Il a été admis qu’en vertu de cette disposition les statuts peuvent prévoir l’unanimité. Il n’est pas possible de prévoir une majorité inférieure pour faciliter le respect de la règle de quorum. En calculant la majorité sur la base des personnes présentes ou représentées, la loi exclut implicitement une majorité basée sur les voix exprimées. Il en découle que les abstentions et les votes blancs entrent dans le calcul de la majorité. L’explication est la suivante. En principe, celui qui ne dit pas un mot ne consent pas. Ces votes blancs et abstentions doivent donc être considérés comme des voix contre. C’est dans ce sens que s’est prononcée la Cour d’appel de Douai (CA Douai, 17 nov. 1994, JCP 1995. I. 3865, no 10, Bull. Joly 1995.671, note B. Saintourens). Pour le calcul de cette majorité, les abstentions et les votes blancs équivalent à un vote défavorable à la résolution proposée.
En cas de partage de voix, la voix du président de séance (et non seulement la voix du président du conseil d’administration) est prépondérante sauf clause contraire des statuts. Lorsque les statuts refusent la voix prépondérante au président et qu’au cours d’une séance, où quatre administrateurs sont présents, deux d’entre eux votent une résolution et les deux autres s’abstiennent, la résolution ne peut être adoptée. Il aurait fallu trois administrateurs se prononçant en sa faveur. S’abstenir c’est pratiquement voter contre.
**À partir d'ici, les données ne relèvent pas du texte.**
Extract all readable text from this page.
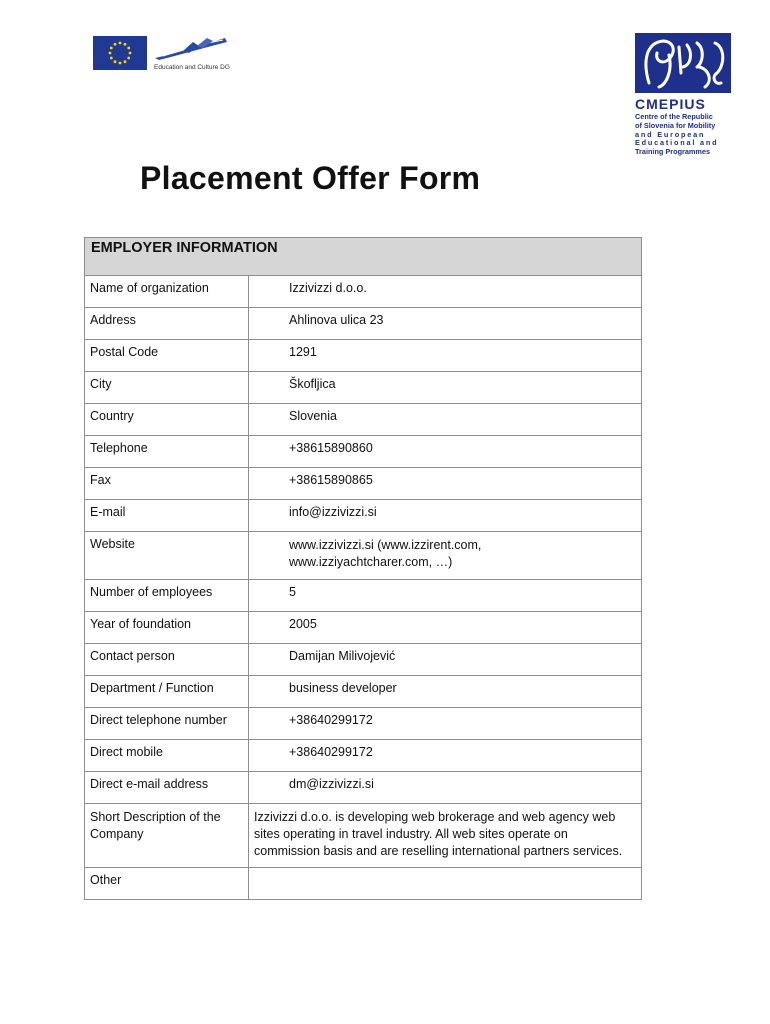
Education and Culture DG
CMEPIUS
Centre of the Republic
of Slovenia for Mobility
and European
Educational and
Training Programmes
Placement Offer Form
EMPLOYER INFORMATION	
Name of organization	Izzivizzi d.o.o.
Address	Ahlinova ulica 23
Postal Code	1291
City	Škofljica
Country	Slovenia
Telephone	+38615890860
Fax	+38615890865
E-mail	info@izzivizzi.si
Website	www.izzivizzi.si (www.izzirent.com,
www.izziyachtcharer.com, …)

Number of employees	5
Year of foundation	2005
Contact person	Damijan Milivojević
Department / Function	business developer
Direct telephone number	+38640299172
Direct mobile	+38640299172
Direct e-mail address	dm@izzivizzi.si

Short Description of the
Company	Izzivizzi d.o.o. is developing web brokerage and web agency web
sites operating in travel industry. All web sites operate on
commission basis and are reselling international partners services.

Other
Certains statuts stipulent que si dans une séance du conseil d’administration réunissant le quorum requis pour délibérer valablement, un ou plusieurs administrateurs s’abstiennent, les résolutions seront valablement prises par les autres administrateurs présents ou représentés. Une telle stipulation tient compte des voix exprimées. Ainsi à la règle de majorité calculée sur le nombre des personnes présentes ou représentées, il est substitué une règle de majorité calculée sur le nombre des voix exprimées.
La question se pose de savoir si une telle clause est valable. Pour y répondre, il faut dire si la règle de l’article 199 du CSC est d’ordre public ou quelles sont les dérogations possibles à y apporter. A notre avis, la liberté contractuelle concédée par le législateur est limitée. Les statuts peuvent prévoir de déroger à la règle de droit commun en élevant la majorité et en écartant la voix prépondérante du président. Ils ne peuvent cependant pas modifier l’assiette de calcul de la majorité.
Que faut-il faire dans ces conditions ?
Ceux qui ont voté pour peuvent tenir la décision comme étant adoptée en application des statuts. Ceux qui ont voté contre peuvent agir en nullité. Pour que leur action aboutisse, ils doivent en même temps (dans la même action) demander la nullité de la clause des statuts qui sert de socle à la décision. Or, cette action en nullité risque d’être jugée tardive en raison de l’expiration des délais de prescription.